The International Rescue Committee (IRC) which provides humanitarian assistance in more than 40 countries, said 46 of its USAID and State Department contracts had been canceled, disrupting nutrition, healthcare and other emergency services to 2 million impoverished people.
“These are people who depend on the US-funded services for the basics of survival,” said David Miliband, IRC’s president and CEO. “These programs are not just numbers on a spreadsheet; they represent real lives and real futures. The countries affected by these cuts, including Sudan, Yemen and Syria, are home to millions of innocent civilians who are victims of war and disaster.”
Liz Schrayer, president and CEO of the U.S. Global Leadership Coalition, which promotes U.S. diplomatic and humanitarian initiatives, said: “Gutting nearly all U.S. international assistance programs, dangerously undermines America’s ability to win.

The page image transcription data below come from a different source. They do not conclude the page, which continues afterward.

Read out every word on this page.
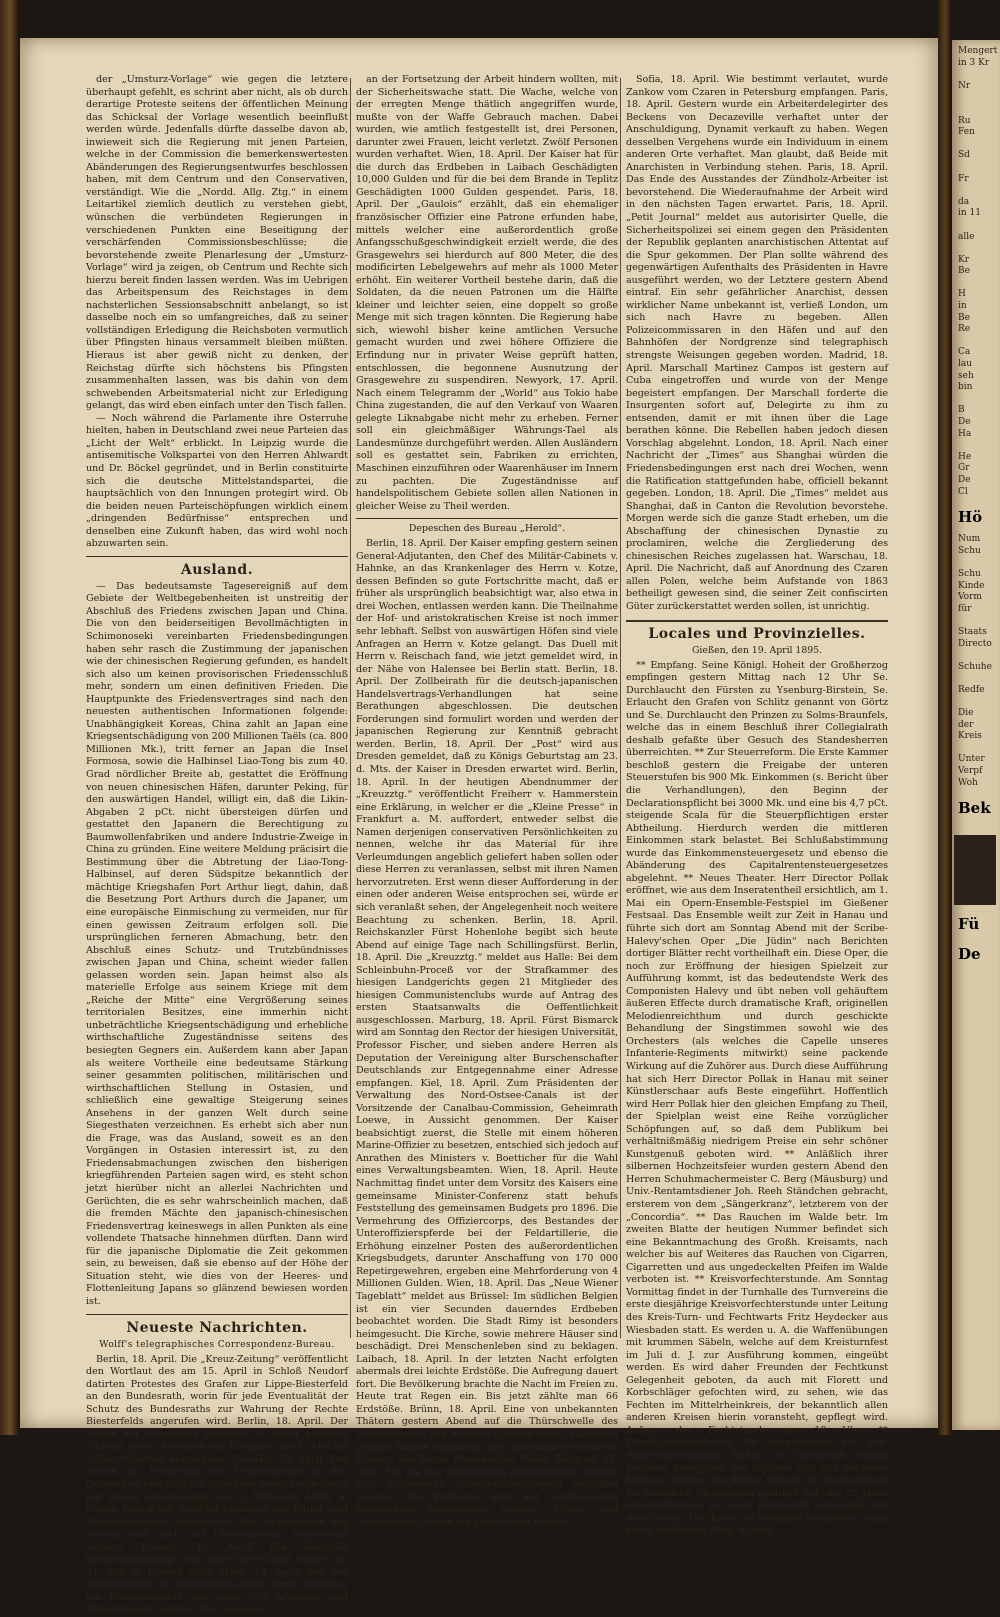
der „Umsturz-Vorlage“ wie gegen die letztere überhaupt gefehlt, es schrint aber nicht, als ob durch derartige Proteste seitens der öffentlichen Meinung das Schicksal der Vorlage wesentlich beeinflußt werden würde. Jedenfalls dürfte dasselbe davon ab, inwieweit sich die Regierung mit jenen Parteien, welche in der Commission die bemerkenswertesten Abänderungen des Regierungsentwurfes beschlossen haben, mit dem Centrum und den Conservativen, verständigt. Wie die „Nordd. Allg. Ztg.“ in einem Leitartikel ziemlich deutlich zu verstehen giebt, wünschen die verbündeten Regierungen in verschiedenen Punkten eine Beseitigung der verschärfenden Commissionsbeschlüsse; die bevorstehende zweite Plenarlesung der „Umsturz-Vorlage“ wird ja zeigen, ob Centrum und Rechte sich hierzu bereit finden lassen werden. Was im Uebrigen das Arbeitspensum des Reichstages in dem nachsterlichen Sessionsabschnitt anbelangt, so ist dasselbe noch ein so umfangreiches, daß zu seiner vollständigen Erledigung die Reichsboten vermutlich über Pfingsten hinaus versammelt bleiben müßten. Hieraus ist aber gewiß nicht zu denken, der Reichstag dürfte sich höchstens bis Pfingsten zusammenhalten lassen, was bis dahin von dem schwebenden Arbeitsmaterial nicht zur Erledigung gelangt, das wird eben einfach unter den Tisch fallen.

— Noch während die Parlamente ihre Osterruhe hielten, haben in Deutschland zwei neue Parteien das „Licht der Welt“ erblickt. In Leipzig wurde die antisemitische Volkspartei von den Herren Ahlwardt und Dr. Böckel gegründet, und in Berlin constituirte sich die deutsche Mittelstandspartei, die hauptsächlich von den Innungen protegirt wird. Ob die beiden neuen Parteischöpfungen wirklich einem „dringenden Bedürfnisse“ entsprechen und denselben eine Zukunft haben, das wird wohl noch abzuwarten sein.

Ausland.

— Das bedeutsamste Tagesereigniß auf dem Gebiete der Weltbegebenheiten ist unstreitig der Abschluß des Friedens zwischen Japan und China. Die von den beiderseitigen Bevollmächtigten in Schimonoseki vereinbarten Friedensbedingungen haben sehr rasch die Zustimmung der japanischen wie der chinesischen Regierung gefunden, es handelt sich also um keinen provisorischen Friedensschluß mehr, sondern um einen definitiven Frieden. Die Hauptpunkte des Friedensvertrages sind nach den neuesten authentischen Informationen folgende: Unabhängigkeit Koreas, China zahlt an Japan eine Kriegsentschädigung von 200 Millionen Taëls (ca. 800 Millionen Mk.), tritt ferner an Japan die Insel Formosa, sowie die Halbinsel Liao-Tong bis zum 40. Grad nördlicher Breite ab, gestattet die Eröffnung von neuen chinesischen Häfen, darunter Peking, für den auswärtigen Handel, willigt ein, daß die Likin-Abgaben 2 pCt. nicht übersteigen dürfen und gestattet den Japanern die Berechtigung zu Baumwollenfabriken und andere Industrie-Zweige in China zu gründen. Eine weitere Meldung präcisirt die Bestimmung über die Abtretung der Liao-Tong-Halbinsel, auf deren Südspitze bekanntlich der mächtige Kriegshafen Port Arthur liegt, dahin, daß die Besetzung Port Arthurs durch die Japaner, um eine europäische Einmischung zu vermeiden, nur für einen gewissen Zeitraum erfolgen soll. Die ursprünglichen ferneren Abmachung, betr. den Abschluß eines Schutz- und Trutzbündnisses zwischen Japan und China, scheint wieder fallen gelassen worden sein. Japan heimst also als materielle Erfolge aus seinem Kriege mit dem „Reiche der Mitte“ eine Vergrößerung seines territorialen Besitzes, eine immerhin nicht unbeträchtliche Kriegsentschädigung und erhebliche wirthschaftliche Zugeständnisse seitens des besiegten Gegners ein. Außerdem kann aber Japan als weitere Vortheile eine bedeutsame Stärkung seiner gesammten politischen, militärischen und wirthschaftlichen Stellung in Ostasien, und schließlich eine gewaltige Steigerung seines Ansehens in der ganzen Welt durch seine Siegesthaten verzeichnen. Es erhebt sich aber nun die Frage, was das Ausland, soweit es an den Vorgängen in Ostasien interessirt ist, zu den Friedensabmachungen zwischen den bisherigen kriegführenden Parteien sagen wird, es steht schon jetzt hierüber nicht an allerlei Nachrichten und Gerüchten, die es sehr wahrscheinlich machen, daß die fremden Mächte den japanisch-chinesischen Friedensvertrag keineswegs in allen Punkten als eine vollendete Thatsache hinnehmen dürften. Dann wird für die japanische Diplomatie die Zeit gekommen sein, zu beweisen, daß sie ebenso auf der Höhe der Situation steht, wie dies von der Heeres- und Flottenleitung Japans so glänzend bewiesen worden ist.

Neueste Nachrichten.
Wolff's telegraphisches Correspondenz-Bureau.

Berlin, 18. April. Die „Kreuz-Zeitung“ veröffentlicht den Wortlaut des am 15. April in Schloß Neudorf datirten Protestes des Grafen zur Lippe-Biesterfeld an den Bundesrath, worin für jede Eventualität der Schutz des Bundesraths zur Wahrung der Rechte Biesterfelds angerufen wird. Berlin, 18. April. Der Verein der Brauereien beschloß in seiner heutigen Sitzung, jedes Ansinnen auf Freigabe des 1. Mai als Arbeiterfeiertag abzulehnen. Breslau, 18. April. Der Verein zur Förderung des Deutschthums in den Ostmarken beschloß die Gründung einer Landesbank mit einem Grundcapital von 3 Millionen Mark in Posen. Zweck der Bank ist Deutsche aus Mittel- und Westdeutschland anzusiedeln. Die Organisation des Vereins soll auch auf Oberschlesien ausgedehnt werden. Lübeck, 18. April. Die feierliche Grundsteinlegung zum Elbe-Trave-Canal findet am 31. Mai in Lübeck statt. Wien, 18. April. Bei den Ziegelwerken am Wienerberge fand heute Vormittag ein Zusammenstoß von etwa 500 Arbeitern und Arbeiterinnen, welche ihre Genossen

an der Fortsetzung der Arbeit hindern wollten, mit der Sicherheitswache statt. Die Wache, welche von der erregten Menge thätlich angegriffen wurde, mußte von der Waffe Gebrauch machen. Dabei wurden, wie amtlich festgestellt ist, drei Personen, darunter zwei Frauen, leicht verletzt. Zwölf Personen wurden verhaftet. Wien, 18. April. Der Kaiser hat für die durch das Erdbeben in Laibach Geschädigten 10,000 Gulden und für die bei dem Brande in Teplitz Geschädigten 1000 Gulden gespendet. Paris, 18. April. Der „Gaulois“ erzählt, daß ein ehemaliger französischer Offizier eine Patrone erfunden habe, mittels welcher eine außerordentlich große Anfangsschußgeschwindigkeit erzielt werde, die des Grasgewehrs sei hierdurch auf 800 Meter, die des modificirten Lebelgewehrs auf mehr als 1000 Meter erhöht. Ein weiterer Vortheil bestehe darin, daß die Soldaten, da die neuen Patronen um die Hälfte kleiner und leichter seien, eine doppelt so große Menge mit sich tragen könnten. Die Regierung habe sich, wiewohl bisher keine amtlichen Versuche gemacht wurden und zwei höhere Offiziere die Erfindung nur in privater Weise geprüft hatten, entschlossen, die begonnene Ausnutzung der Grasgewehre zu suspendiren. Newyork, 17. April. Nach einem Telegramm der „World“ aus Tokio habe China zugestanden, die auf den Verkauf von Waaren gelegte Liknabgabe nicht mehr zu erheben. Ferner soll ein gleichmäßiger Währungs-Tael als Landesmünze durchgeführt werden. Allen Ausländern soll es gestattet sein, Fabriken zu errichten, Maschinen einzuführen oder Waarenhäuser im Innern zu pachten. Die Zugeständnisse auf handelspolitischem Gebiete sollen allen Nationen in gleicher Weise zu Theil werden.

Depeschen des Bureau „Herold“.

Berlin, 18. April. Der Kaiser empfing gestern seinen General-Adjutanten, den Chef des Militär-Cabinets v. Hahnke, an das Krankenlager des Herrn v. Kotze, dessen Befinden so gute Fortschritte macht, daß er früher als ursprünglich beabsichtigt war, also etwa in drei Wochen, entlassen werden kann. Die Theilnahme der Hof- und aristokratischen Kreise ist noch immer sehr lebhaft. Selbst von auswärtigen Höfen sind viele Anfragen an Herrn v. Kotze gelangt. Das Duell mit Herrn v. Reischach fand, wie jetzt gemeldet wird, in der Nähe von Halensee bei Berlin statt. Berlin, 18. April. Der Zollbeirath für die deutsch-japanischen Handelsvertrags-Verhandlungen hat seine Berathungen abgeschlossen. Die deutschen Forderungen sind formulirt worden und werden der japanischen Regierung zur Kenntniß gebracht werden. Berlin, 18. April. Der „Post“ wird aus Dresden gemeldet, daß zu Königs Geburtstag am 23. d. Mts. der Kaiser in Dresden erwartet wird. Berlin, 18. April. In der heutigen Abendnummer der „Kreuzztg.“ veröffentlicht Freiherr v. Hammerstein eine Erklärung, in welcher er die „Kleine Presse“ in Frankfurt a. M. auffordert, entweder selbst die Namen derjenigen conservativen Persönlichkeiten zu nennen, welche ihr das Material für ihre Verleumdungen angeblich geliefert haben sollen oder diese Herren zu veranlassen, selbst mit ihren Namen hervorzutreten. Erst wenn dieser Aufforderung in der einen oder anderen Weise entsprochen sei, würde er sich veranlaßt sehen, der Angelegenheit noch weitere Beachtung zu schenken. Berlin, 18. April. Reichskanzler Fürst Hohenlohe begibt sich heute Abend auf einige Tage nach Schillingsfürst. Berlin, 18. April. Die „Kreuzztg.“ meldet aus Halle: Bei dem Schleinbuhn-Proceß vor der Strafkammer des hiesigen Landgerichts gegen 21 Mitglieder des hiesigen Communistenclubs wurde auf Antrag des ersten Staatsanwalts die Oeffentlichkeit ausgeschlossen. Marburg, 18. April. Fürst Bismarck wird am Sonntag den Rector der hiesigen Universität, Professor Fischer, und sieben andere Herren als Deputation der Vereinigung alter Burschenschafter Deutschlands zur Entgegennahme einer Adresse empfangen. Kiel, 18. April. Zum Präsidenten der Verwaltung des Nord-Ostsee-Canals ist der Vorsitzende der Canalbau-Commission, Geheimrath Loewe, in Aussicht genommen. Der Kaiser beabsichtigt zuerst, die Stelle mit einem höheren Marine-Offizier zu besetzen, entschied sich jedoch auf Anrathen des Ministers v. Boetticher für die Wahl eines Verwaltungsbeamten. Wien, 18. April. Heute Nachmittag findet unter dem Vorsitz des Kaisers eine gemeinsame Minister-Conferenz statt behufs Feststellung des gemeinsamen Budgets pro 1896. Die Vermehrung des Offiziercorps, des Bestandes der Unteroffizierspferde bei der Feldartillerie, die Erhöhung einzelner Posten des außerordentlichen Kriegsbudgets, darunter Anschaffung von 170 000 Repetirgewehren, ergeben eine Mehrforderung von 4 Millionen Gulden. Wien, 18. April. Das „Neue Wiener Tageblatt“ meldet aus Brüssel: Im südlichen Belgien ist ein vier Secunden dauerndes Erdbeben beobachtet worden. Die Stadt Rimy ist besonders heimgesucht. Die Kirche, sowie mehrere Häuser sind beschädigt. Drei Menschenleben sind zu beklagen. Laibach, 18. April. In der letzten Nacht erfolgten abermals drei leichte Erdstöße. Die Aufregung dauert fort. Die Bevölkerung brachte die Nacht im Freien zu. Heute trat Regen ein. Bis jetzt zählte man 66 Erdstöße. Brünn, 18. April. Eine von unbekannten Thätern gestern Abend auf die Thürschwelle des Vereinshauses des Arbeiter-Gesangvereins Valeslavin gelegte Bombe explodirte und zertrümmerte mehrere Fenster des Baron Prazakschen Palais. Belgrad, 18. April. Für die hier übermorgen stattfindenden Wahlen sind umfassende Sicherheitsmaßregeln getroffen worden. Die Präfecten sind mit weitgehenden Vollmachten ausgestattet worden. Militär und Gendarmerie halten die ganze Stadt besetzt.

Sofia, 18. April. Wie bestimmt verlautet, wurde Zankow vom Czaren in Petersburg empfangen. Paris, 18. April. Gestern wurde ein Arbeiterdelegirter des Beckens von Decazeville verhaftet unter der Anschuldigung, Dynamit verkauft zu haben. Wegen desselben Vergehens wurde ein Individuum in einem anderen Orte verhaftet. Man glaubt, daß Beide mit Anarchisten in Verbindung stehen. Paris, 18. April. Das Ende des Ausstandes der Zündholz-Arbeiter ist bevorstehend. Die Wiederaufnahme der Arbeit wird in den nächsten Tagen erwartet. Paris, 18. April. „Petit Journal“ meldet aus autorisirter Quelle, die Sicherheitspolizei sei einem gegen den Präsidenten der Republik geplanten anarchistischen Attentat auf die Spur gekommen. Der Plan sollte während des gegenwärtigen Aufenthalts des Präsidenten in Havre ausgeführt werden, wo der Letztere gestern Abend eintraf. Ein sehr gefährlicher Anarchist, dessen wirklicher Name unbekannt ist, verließ London, um sich nach Havre zu begeben. Allen Polizeicommissaren in den Häfen und auf den Bahnhöfen der Nordgrenze sind telegraphisch strengste Weisungen gegeben worden. Madrid, 18. April. Marschall Martinez Campos ist gestern auf Cuba eingetroffen und wurde von der Menge begeistert empfangen. Der Marschall forderte die Insurgenten sofort auf, Delegirte zu ihm zu entsenden, damit er mit ihnen über die Lage berathen könne. Die Rebellen haben jedoch diesen Vorschlag abgelehnt. London, 18. April. Nach einer Nachricht der „Times“ aus Shanghai würden die Friedensbedingungen erst nach drei Wochen, wenn die Ratification stattgefunden habe, officiell bekannt gegeben. London, 18. April. Die „Times“ meldet aus Shanghai, daß in Canton die Revolution bevorstehe. Morgen werde sich die ganze Stadt erheben, um die Abschaffung der chinesischen Dynastie zu proclamiren, welche die Zergliederung des chinesischen Reiches zugelassen hat. Warschau, 18. April. Die Nachricht, daß auf Anordnung des Czaren allen Polen, welche beim Aufstande von 1863 betheiligt gewesen sind, die seiner Zeit confiscirten Güter zurückerstattet werden sollen, ist unrichtig.

Locales und Provinzielles.
Gießen, den 19. April 1895.

** Empfang. Seine Königl. Hoheit der Großherzog empfingen gestern Mittag nach 12 Uhr Se. Durchlaucht den Fürsten zu Ysenburg-Birstein, Se. Erlaucht den Grafen von Schlitz genannt von Görtz und Se. Durchlaucht den Prinzen zu Solms-Braunfels, welche das in einem Beschluß ihrer Collegialrath deshalb gefaßte über Gesuch des Standesherren überreichten. ** Zur Steuerreform. Die Erste Kammer beschloß gestern die Freigabe der unteren Steuerstufen bis 900 Mk. Einkommen (s. Bericht über die Verhandlungen), den Beginn der Declarationspflicht bei 3000 Mk. und eine bis 4,7 pCt. steigende Scala für die Steuerpflichtigen erster Abtheilung. Hierdurch werden die mittleren Einkommen stark belastet. Bei Schlußabstimmung wurde das Einkommensteuergesetz und ebenso die Abänderung des Capitalrentensteuergesetzes abgelehnt. ** Neues Theater. Herr Director Pollak eröffnet, wie aus dem Inseratentheil ersichtlich, am 1. Mai ein Opern-Ensemble-Festspiel im Gießener Festsaal. Das Ensemble weilt zur Zeit in Hanau und führte sich dort am Sonntag Abend mit der Scribe-Halevy'schen Oper „Die Jüdin“ nach Berichten dortiger Blätter recht vortheilhaft ein. Diese Oper, die noch zur Eröffnung der hiesigen Spielzeit zur Aufführung kommt, ist das bedeutendste Werk des Componisten Halevy und übt neben voll gehäuftem äußeren Effecte durch dramatische Kraft, originellen Melodienreichthum und durch geschickte Behandlung der Singstimmen sowohl wie des Orchesters (als welches die Capelle unseres Infanterie-Regiments mitwirkt) seine packende Wirkung auf die Zuhörer aus. Durch diese Aufführung hat sich Herr Director Pollak in Hanau mit seiner Künstlerschaar aufs Beste eingeführt. Hoffentlich wird Herr Pollak hier den gleichen Empfang zu Theil, der Spielplan weist eine Reihe vorzüglicher Schöpfungen auf, so daß dem Publikum bei verhältnißmäßig niedrigem Preise ein sehr schöner Kunstgenuß geboten wird. ** Anläßlich ihrer silbernen Hochzeitsfeier wurden gestern Abend den Herren Schuhmachermeister C. Berg (Mäusburg) und Univ.-Rentamtsdiener Joh. Reeh Ständchen gebracht, ersterem von dem „Sängerkranz“, letzterem von der „Concordia“. ** Das Rauchen im Walde betr. Im zweiten Blatte der heutigen Nummer befindet sich eine Bekanntmachung des Großh. Kreisamts, nach welcher bis auf Weiteres das Rauchen von Cigarren, Cigarretten und aus ungedeckelten Pfeifen im Walde verboten ist. ** Kreisvorfechterstunde. Am Sonntag Vormittag findet in der Turnhalle des Turnvereins die erste diesjährige Kreisvorfechterstunde unter Leitung des Kreis-Turn- und Fechtwarts Fritz Heydecker aus Wiesbaden statt. Es werden u. A. die Waffenübungen mit krummen Säbeln, welche auf dem Kreisturnfest im Juli d. J. zur Ausführung kommen, eingeübt werden. Es wird daher Freunden der Fechtkunst Gelegenheit geboten, da auch mit Florett und Korbschläger gefochten wird, zu sehen, wie das Fechten im Mittelrheinkreis, der bekanntlich allen anderen Kreisen hierin voransteht, gepflegt wird. Anfang der Fechtstunde um 10 Uhr. ** Dienstjubiläumskreuz. Im Schaufenster der Hof-Silberwaarenfabrik Birkle zu Darmstadt liegen mehrere Exemplare des Diploms und des goldenen Kreuzes, welche Ihre Königl. Hoheit die Großherzogin für weibliche Dienstboten gestiftet hat, die 25 Jahre ununterbrochen bei einer Herrschaft bedienstet, zur Ansicht aus. Das Kreuz, in Mattgold hergestellt, zeigt einen erhabenen Ring, in dem

Mengert
in 3 Kr

Nr

Ru
Fen

Sd

Fr

da
in 11

alle

Kr
Be

H
in
Be
Re

Ca
lau
seh
bin

B
De
Ha

He
Gr
De
Cl
Hö
Num
Schu

Schu
Kinde
Vorm
für

Staats
Directo

Schuhe

Redfe

Die
der
Kreis

Unter
Verpf
Woh
Bek
Fü
De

Make no mistake that the U.S. is ceding ground to our rivals — China, Russia, Iran, and North Korea — who will exert greater influence around the world at our expense.
“The American people deserve a transparent accounting of what will be lost — on counter-terrorism, global health, food security and competition,” Schrayer added. “In keeping with the moral decency and generosity of the American people, we urge the secretary of state to reverse these decisions and immediately resume life-saving assistance.”
During his 14 years as a Florida senator, Secretary of State Marco Rubio, the Catholic son of Cuban immigrants, had repeatedly praised USAID for providing hurricane relief in multiple Latin American countries; combating polio, Ebola and tuberculosis; providing humanitarian assistance to Venezuelan refugees after the reelection of President Nicolás Maduro; ensuring free and fair elections in Burma; and providing Ukraine with humanitarian aid after Russia invaded Ukraine in 2022. Rubio had often praised foreign aid as a key means of advancing U.S. security and economic interests.
As a senator, Rubio also co-sponsored bills to allocate USAID funding to prevent violence; advance women’s rights; protect victims of international human trafficking; combat substance abuse in the Philippines; and expand global access to education.
President John F. Kennedy, the nation’s first Catholic President, signed into law the Foreign Assistance Act of 1961 in September of that year, creating USAID.
Laying out his vision for the agency in a message to Congress about five months earlier, Kennedy said: “The 1960's can be, and must be, the crucial 'Decade of Development’ — the period when many less-developed nations make the transition into self-sustained growth….
“To fail to meet those obligations now would be disastrous; and, in the long run, more expensive. For widespread poverty and chaos lead to a collapse of existing political and social structures, which would inevitably invite the advance of totalitarianism into every weak and unstable area. Thus our own security would be endangered and our prosperity imperiled.”